I also had a lot of issues with Cody. He’s supposed to be this 13-year-old foster brother but he acts like he’s Seraphina’s age fellow. He drives cars and can apparently leave and come home whenever he pleases. And it doesn’t help that he has a bit of an attitude despite his claims that pretty girls tend to look through him. Naturally, there is a lot of talk about the supermodel beauty of Seraphina which I got tired of really fast.
Seraphina is a pretty decent character; she doesn’t have a sense of belonging and only a meager amount of clues. She talks in foreign languages without even realizing it and she is this super smart math geek with an urge to count everything around her. However, she lacks depth which could’ve not been the case. Her thought process is predictable and she isn’t memorable at all.
Zen is the love interest and though we only get glimpses of how they fell in love, it is clearly not enough. He doesn’t have much of a back story so you really don’t get to know him. There’s the Sonnet that they just keep repeating throughout the book and the warm feeling Sera gets in between her eyebrows. Their romance is just really unbelievable somehow.

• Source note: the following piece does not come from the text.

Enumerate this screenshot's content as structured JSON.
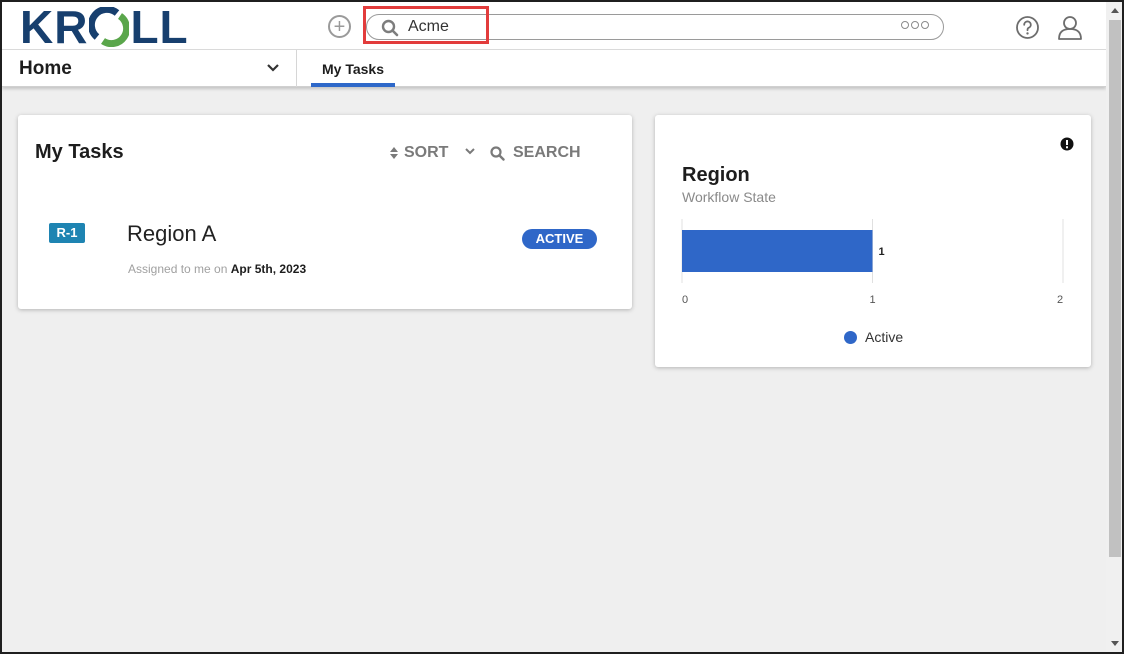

Just when I was about to give up on Unremembered, it decided to get better. The whole mystery was unveiled and while a lot of questions were answered, some are left unanswered. I was quickly awed by the whole mystery of how Sera ends up in the wreckage and who she’s running away from.
Honestly, if the whole book could have had more depth, I’d have definitely loved it. I loved how it ended, I finally felt the ohmigodyes feeling right there. And that was the Seraphina I was hoping to read about. So while I’m not giving up on the series, I just hope Unforgotten is way better than Unremembered.
THE QUOTES
“Forgetting who you are is so much more complicated than simply forgetting your name. It’s also forgetting your dreams. Your aspirations. What makes you happy. What you pray you’ll never have to live without. It’s meeting yourself for the first time, and not being sure of your first impression.”
“Death is not a memory you can fake.”
Thanks to MacKidsBooks for sending me an ARC of Unremembered.